Luca Erlein

Personal information
- Date of birth: 5 July 2007 (age 19)
- Place of birth: Heidelberg, Germany
- Height: 1.90 m (6 ft 3 in)
- Position: Centre-back

Team information
- Current team: Energie Cottbus (on loan from Bayer Leverkusen)
- Number: 21

Youth career
- 2017–2018: Astoria Walldorf
- 2018–2025: TSG Hoffenheim

Senior career*
- Years: Team / Apps / (Gls)
- 2025–2026: TSG Hoffenheim II / 33 / (0)
- 2025–2026: TSG Hoffenheim / 0 / (0)
- 2026–: Bayer Leverkusen / 0 / (0)
- 2026–: → Energie Cottbus (loan) / 0 / (0)

International career^{‡}
- 2022: Germany U15 / 1 / (0)
- 2022–2023: Germany U16 / 5 / (1)
- 2024–2025: Germany U18 / 7 / (0)
- 2025–: Germany U19 / 12 / (1)

Medal record
Men's football
Representing Germany
UEFA European Under-19 Championship
| Runner-up | 2026 Wales |  |

= Luca Erlein =

German footballer (born 2008)

Luca Erlein (born 5 July 2007) is a German professional footballer who plays as a centre-back for club Energie Cottbus, on loan from Bayer Leverkusen.

==Club career==
Erlein is a youth product of Astoria Walldorf, then moved to the youth academy of TSG Hoffenheim in 2018. He made his senior and professional debut with Hoffenheim as a substitute in a 4–3 UEFA Europa League win over Anderlecht on 30 January 2025.

On 25 July 2026, Erlein signed a four-year contract with Bayer Leverkusen.
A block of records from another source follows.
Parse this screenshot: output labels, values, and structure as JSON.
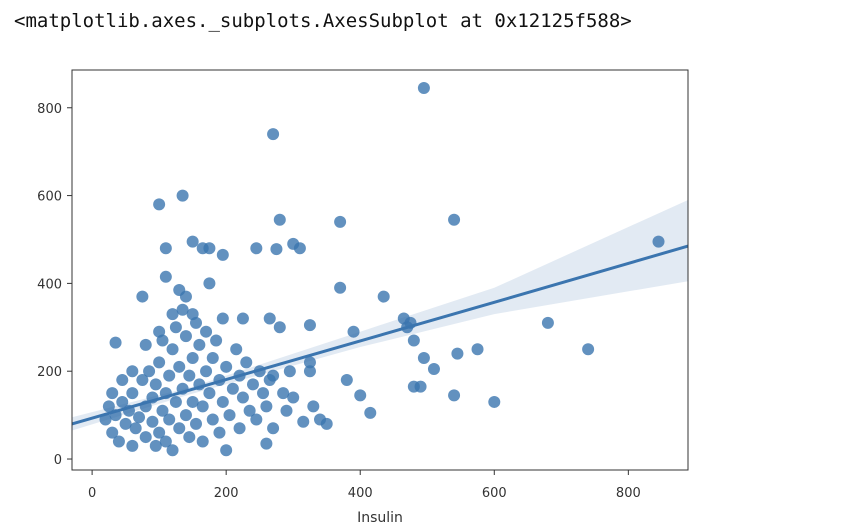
{
  "cell_output": "<matplotlib.axes._subplots.AxesSubplot at 0x12125f588>",
  "chart_data": {
    "type": "scatter",
    "xlabel": "Insulin",
    "xlim": [
      -30,
      889
    ],
    "ylim": [
      -25,
      886
    ],
    "xticks": [
      0,
      200,
      400,
      600,
      800
    ],
    "yticks": [
      0,
      200,
      400,
      600,
      800
    ],
    "color": "#3b75af",
    "x": [
      495,
      270,
      135,
      100,
      540,
      280,
      370,
      150,
      300,
      310,
      245,
      275,
      165,
      175,
      110,
      195,
      845,
      110,
      175,
      130,
      370,
      435,
      75,
      680,
      475,
      470,
      465,
      390,
      280,
      325,
      265,
      225,
      740,
      575,
      545,
      495,
      510,
      480,
      380,
      400,
      415,
      540,
      600,
      480,
      490,
      350,
      325,
      325,
      330,
      340,
      315,
      270,
      260,
      200,
      35,
      20,
      25,
      30,
      35,
      40,
      45,
      50,
      55,
      60,
      60,
      65,
      70,
      75,
      80,
      80,
      85,
      90,
      90,
      95,
      95,
      100,
      100,
      105,
      105,
      110,
      110,
      115,
      115,
      120,
      120,
      125,
      125,
      130,
      130,
      135,
      135,
      140,
      140,
      145,
      145,
      150,
      150,
      155,
      155,
      160,
      160,
      165,
      165,
      170,
      170,
      175,
      180,
      180,
      185,
      190,
      190,
      195,
      200,
      205,
      210,
      215,
      220,
      220,
      225,
      230,
      235,
      240,
      245,
      250,
      255,
      260,
      265,
      270,
      285,
      290,
      295,
      300,
      195,
      150,
      140,
      100,
      80,
      60,
      45,
      30,
      120
    ],
    "values": [
      845,
      740,
      600,
      580,
      545,
      545,
      540,
      495,
      490,
      480,
      480,
      478,
      480,
      480,
      480,
      465,
      495,
      415,
      400,
      385,
      390,
      370,
      370,
      310,
      310,
      300,
      320,
      290,
      300,
      305,
      320,
      320,
      250,
      250,
      240,
      230,
      205,
      270,
      180,
      145,
      105,
      145,
      130,
      165,
      165,
      80,
      220,
      200,
      120,
      90,
      85,
      70,
      35,
      20,
      265,
      90,
      120,
      60,
      100,
      40,
      130,
      80,
      110,
      30,
      150,
      70,
      95,
      180,
      50,
      120,
      200,
      85,
      140,
      30,
      170,
      60,
      220,
      110,
      270,
      40,
      150,
      190,
      90,
      250,
      20,
      130,
      300,
      70,
      210,
      160,
      340,
      100,
      280,
      50,
      190,
      230,
      130,
      80,
      310,
      170,
      260,
      120,
      40,
      200,
      290,
      150,
      90,
      230,
      270,
      60,
      180,
      130,
      210,
      100,
      160,
      250,
      70,
      190,
      140,
      220,
      110,
      170,
      90,
      200,
      150,
      120,
      180,
      190,
      150,
      110,
      200,
      140,
      320,
      330,
      370,
      290,
      260,
      200,
      180,
      150,
      330
    ],
    "regression": {
      "color": "#3b75af",
      "x": [
        -30,
        150,
        400,
        600,
        889
      ],
      "values": [
        80,
        159,
        269,
        357,
        485
      ],
      "ci_lower": [
        65,
        149,
        255,
        330,
        405
      ],
      "ci_upper": [
        95,
        165,
        290,
        390,
        590
      ]
    }
  }
}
Two days later, he was loaned to newly 2. Bundesliga promoted club Energie Cottbus for the 2026–27 season.

==International career==
Erlein is a youth international for Germany, having played for the Germany U18s in 2024. He represented Germany at the 2025 UEFA European Under-19 Championship, where they were the runners-up.